Dom Aldo lembra ainda que para os cristãos desde os primórdios é certeza que a sepultura de Jesus fica no Monte Calvário. A questão é que como Jesus, segundo a mitologia cristã, teria ressuscitado e seu corpo ascendido aos céus, não há como encontrar vestígios que comprovem o fato.

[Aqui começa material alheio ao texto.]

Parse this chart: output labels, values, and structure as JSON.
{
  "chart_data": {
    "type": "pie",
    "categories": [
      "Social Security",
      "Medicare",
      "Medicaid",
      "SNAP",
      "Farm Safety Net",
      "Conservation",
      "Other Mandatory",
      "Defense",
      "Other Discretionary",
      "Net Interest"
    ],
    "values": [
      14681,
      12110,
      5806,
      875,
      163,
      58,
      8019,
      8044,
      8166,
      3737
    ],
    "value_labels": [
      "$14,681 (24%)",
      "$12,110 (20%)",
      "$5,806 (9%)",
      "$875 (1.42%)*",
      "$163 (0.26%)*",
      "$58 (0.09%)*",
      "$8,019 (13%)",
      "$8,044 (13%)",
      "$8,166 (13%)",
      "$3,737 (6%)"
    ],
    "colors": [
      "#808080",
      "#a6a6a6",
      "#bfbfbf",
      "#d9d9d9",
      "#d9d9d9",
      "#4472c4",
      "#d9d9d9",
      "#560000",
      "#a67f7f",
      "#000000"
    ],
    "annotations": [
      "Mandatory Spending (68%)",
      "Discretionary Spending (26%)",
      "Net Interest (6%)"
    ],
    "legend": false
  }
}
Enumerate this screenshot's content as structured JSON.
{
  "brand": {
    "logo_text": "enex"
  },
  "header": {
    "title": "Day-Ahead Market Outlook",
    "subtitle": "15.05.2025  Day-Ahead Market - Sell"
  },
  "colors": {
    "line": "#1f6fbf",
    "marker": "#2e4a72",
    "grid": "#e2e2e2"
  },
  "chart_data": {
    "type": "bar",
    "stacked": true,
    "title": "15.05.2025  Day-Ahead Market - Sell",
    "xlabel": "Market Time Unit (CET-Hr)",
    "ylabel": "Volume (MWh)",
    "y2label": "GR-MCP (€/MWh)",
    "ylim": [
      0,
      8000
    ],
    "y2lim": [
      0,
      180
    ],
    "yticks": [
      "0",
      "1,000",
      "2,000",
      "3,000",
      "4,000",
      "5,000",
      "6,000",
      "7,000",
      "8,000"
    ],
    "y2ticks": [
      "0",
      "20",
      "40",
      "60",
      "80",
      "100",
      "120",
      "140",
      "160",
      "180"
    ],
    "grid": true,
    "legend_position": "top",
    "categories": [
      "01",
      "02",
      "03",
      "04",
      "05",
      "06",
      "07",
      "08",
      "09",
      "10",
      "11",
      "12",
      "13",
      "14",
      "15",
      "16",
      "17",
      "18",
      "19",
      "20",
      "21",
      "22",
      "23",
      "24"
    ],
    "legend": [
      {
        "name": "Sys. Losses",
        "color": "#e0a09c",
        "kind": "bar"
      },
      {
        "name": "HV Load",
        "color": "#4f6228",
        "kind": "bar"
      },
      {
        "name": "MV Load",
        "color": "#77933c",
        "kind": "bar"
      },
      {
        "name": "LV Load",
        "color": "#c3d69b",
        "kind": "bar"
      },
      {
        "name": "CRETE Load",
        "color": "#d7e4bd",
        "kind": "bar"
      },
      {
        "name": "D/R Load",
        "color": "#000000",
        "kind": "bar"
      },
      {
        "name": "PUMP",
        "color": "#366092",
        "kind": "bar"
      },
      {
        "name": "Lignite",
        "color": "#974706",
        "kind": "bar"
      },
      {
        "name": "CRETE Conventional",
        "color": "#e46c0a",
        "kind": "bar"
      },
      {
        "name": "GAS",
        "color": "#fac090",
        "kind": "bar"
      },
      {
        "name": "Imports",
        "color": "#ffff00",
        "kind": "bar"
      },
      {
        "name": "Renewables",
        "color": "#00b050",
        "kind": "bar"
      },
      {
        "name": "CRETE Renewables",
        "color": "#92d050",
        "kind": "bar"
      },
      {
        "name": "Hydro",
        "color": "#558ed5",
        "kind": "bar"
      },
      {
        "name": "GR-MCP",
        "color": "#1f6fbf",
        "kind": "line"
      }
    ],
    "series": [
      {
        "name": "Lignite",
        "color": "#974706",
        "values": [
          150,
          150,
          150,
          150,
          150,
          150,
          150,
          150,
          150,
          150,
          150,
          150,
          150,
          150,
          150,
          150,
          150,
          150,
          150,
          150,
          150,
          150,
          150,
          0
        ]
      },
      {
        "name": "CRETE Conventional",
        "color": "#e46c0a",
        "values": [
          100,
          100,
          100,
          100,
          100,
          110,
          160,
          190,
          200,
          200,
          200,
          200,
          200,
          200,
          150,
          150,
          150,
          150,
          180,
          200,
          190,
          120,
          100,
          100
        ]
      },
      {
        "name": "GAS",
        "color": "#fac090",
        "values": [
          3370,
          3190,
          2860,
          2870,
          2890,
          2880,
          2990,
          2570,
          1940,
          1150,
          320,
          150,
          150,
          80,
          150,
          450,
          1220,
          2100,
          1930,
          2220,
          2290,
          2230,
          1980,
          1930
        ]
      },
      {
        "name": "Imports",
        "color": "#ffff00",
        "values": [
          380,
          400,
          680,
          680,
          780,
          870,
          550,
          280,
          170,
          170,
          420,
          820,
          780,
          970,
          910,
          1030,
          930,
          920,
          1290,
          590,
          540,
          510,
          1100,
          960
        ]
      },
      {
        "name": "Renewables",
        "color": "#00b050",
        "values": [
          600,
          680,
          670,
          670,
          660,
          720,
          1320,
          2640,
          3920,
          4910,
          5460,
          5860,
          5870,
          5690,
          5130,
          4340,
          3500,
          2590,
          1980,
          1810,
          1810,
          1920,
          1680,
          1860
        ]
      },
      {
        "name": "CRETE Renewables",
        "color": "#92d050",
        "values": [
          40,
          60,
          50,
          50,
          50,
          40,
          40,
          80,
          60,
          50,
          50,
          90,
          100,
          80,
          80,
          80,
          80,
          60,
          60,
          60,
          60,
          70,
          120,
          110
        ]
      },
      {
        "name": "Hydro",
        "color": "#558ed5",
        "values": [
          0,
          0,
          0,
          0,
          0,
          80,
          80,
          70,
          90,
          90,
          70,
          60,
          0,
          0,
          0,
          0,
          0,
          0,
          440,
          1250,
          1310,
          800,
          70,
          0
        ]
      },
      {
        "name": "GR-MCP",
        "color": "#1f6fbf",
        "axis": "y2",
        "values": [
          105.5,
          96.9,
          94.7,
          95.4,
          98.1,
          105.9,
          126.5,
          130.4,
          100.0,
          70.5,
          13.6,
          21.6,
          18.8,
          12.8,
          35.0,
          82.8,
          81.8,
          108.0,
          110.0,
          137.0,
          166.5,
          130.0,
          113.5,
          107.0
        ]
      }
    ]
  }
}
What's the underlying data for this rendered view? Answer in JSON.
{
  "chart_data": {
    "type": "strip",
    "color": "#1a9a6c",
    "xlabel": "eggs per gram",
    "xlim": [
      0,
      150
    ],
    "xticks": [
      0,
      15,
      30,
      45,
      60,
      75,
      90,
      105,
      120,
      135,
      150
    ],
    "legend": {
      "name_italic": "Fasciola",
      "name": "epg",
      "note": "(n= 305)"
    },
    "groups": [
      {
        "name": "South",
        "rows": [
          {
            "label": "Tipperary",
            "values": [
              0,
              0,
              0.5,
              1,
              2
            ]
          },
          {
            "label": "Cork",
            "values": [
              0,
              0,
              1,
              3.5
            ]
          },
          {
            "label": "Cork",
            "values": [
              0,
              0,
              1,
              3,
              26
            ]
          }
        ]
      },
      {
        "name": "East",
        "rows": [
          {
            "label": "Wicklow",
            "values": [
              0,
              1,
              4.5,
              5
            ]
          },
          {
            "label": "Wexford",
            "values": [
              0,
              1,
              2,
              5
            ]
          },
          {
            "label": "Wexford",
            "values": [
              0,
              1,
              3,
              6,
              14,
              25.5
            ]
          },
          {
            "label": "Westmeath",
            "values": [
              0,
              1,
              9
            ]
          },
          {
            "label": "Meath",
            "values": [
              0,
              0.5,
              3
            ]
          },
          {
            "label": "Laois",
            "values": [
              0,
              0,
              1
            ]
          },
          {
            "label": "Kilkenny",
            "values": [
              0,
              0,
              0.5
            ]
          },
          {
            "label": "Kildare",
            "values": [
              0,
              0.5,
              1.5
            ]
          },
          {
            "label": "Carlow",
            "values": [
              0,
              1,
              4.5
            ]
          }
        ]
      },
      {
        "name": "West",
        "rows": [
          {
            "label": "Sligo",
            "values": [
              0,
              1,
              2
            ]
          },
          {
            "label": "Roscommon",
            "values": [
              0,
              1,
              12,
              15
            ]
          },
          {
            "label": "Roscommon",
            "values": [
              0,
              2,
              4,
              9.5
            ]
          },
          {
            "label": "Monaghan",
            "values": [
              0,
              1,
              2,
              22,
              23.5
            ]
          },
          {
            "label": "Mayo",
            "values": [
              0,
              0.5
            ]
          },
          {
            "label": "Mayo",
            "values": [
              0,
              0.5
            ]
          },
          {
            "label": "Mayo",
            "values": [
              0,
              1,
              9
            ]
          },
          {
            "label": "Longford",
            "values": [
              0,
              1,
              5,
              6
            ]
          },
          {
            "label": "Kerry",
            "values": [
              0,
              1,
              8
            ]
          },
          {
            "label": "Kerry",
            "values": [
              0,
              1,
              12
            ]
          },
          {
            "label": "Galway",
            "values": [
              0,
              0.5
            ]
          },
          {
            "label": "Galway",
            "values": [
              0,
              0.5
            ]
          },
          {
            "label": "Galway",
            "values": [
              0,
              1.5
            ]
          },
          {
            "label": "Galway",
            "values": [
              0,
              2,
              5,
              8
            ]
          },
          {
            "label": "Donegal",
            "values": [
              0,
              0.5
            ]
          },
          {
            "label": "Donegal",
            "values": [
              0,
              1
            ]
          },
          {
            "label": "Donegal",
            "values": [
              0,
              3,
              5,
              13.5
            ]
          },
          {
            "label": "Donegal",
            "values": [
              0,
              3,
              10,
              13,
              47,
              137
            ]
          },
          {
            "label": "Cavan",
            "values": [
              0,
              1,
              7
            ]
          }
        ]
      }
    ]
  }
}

Se houver realmente a certeza de que um dos crânios mostrados no filme “The Lost Tomb of Jesus” (O Túmulo Perdido de Jesus) exibido pela TV Discovery, é mesmo de Jesus, o principal dogma da religião cristã será derrubado.

A questão do desaparecimento do corpo de Jesus de um túmulo em Jerusalém, dois milênios atrás, ainda é fundamental para a fé cristã. Cerca de 50 dias depois do “desaparecimento”, os apóstolos de Jesus começaram a pregar sua ressurreição e milhares de pessoas começaram a ser convertidas.

Há muitas teorias para tentar explicar o fato de nenhum vestígio ter sido encontrado até hoje no Monte calvário, inclusive de que o corpo não tivesse sido realmente sepultado no local.

O Código Da Vinci: inicio das polêmicas

O Código Da Vinci”, obra que trata da vida do Jesus histórico, foi lançado há pouco mais de dois anos e de lá para cá o livro conseguiu promover muita polêmica. Católicos, protestantes e estudiosos das religiões afirmam que se trata de uma afronta à figura histórica do Jesus de Nazaré. Críticos literários colocam que essa é apenas uma obra de ficção. Já o autor garante que as teorias presentes na história têm valor.

Segundo a obra, a Igreja Católica teria suprimido 80 evangelhos primitivos por motivos políticos. Esses textos trariam grandes revelações. Entre elas, a de que Jesus era um homem comum, que casou e teve filhos com Maria Madalena. Mais que isso, aquele Jesus não teria sido o líder que aprendemos a conhecer. Esse papel seria cumprido por sua mulher, que comandou os apóstolos que celebravam, na verdade e por sua vez, a sabedoria e a sexualidade.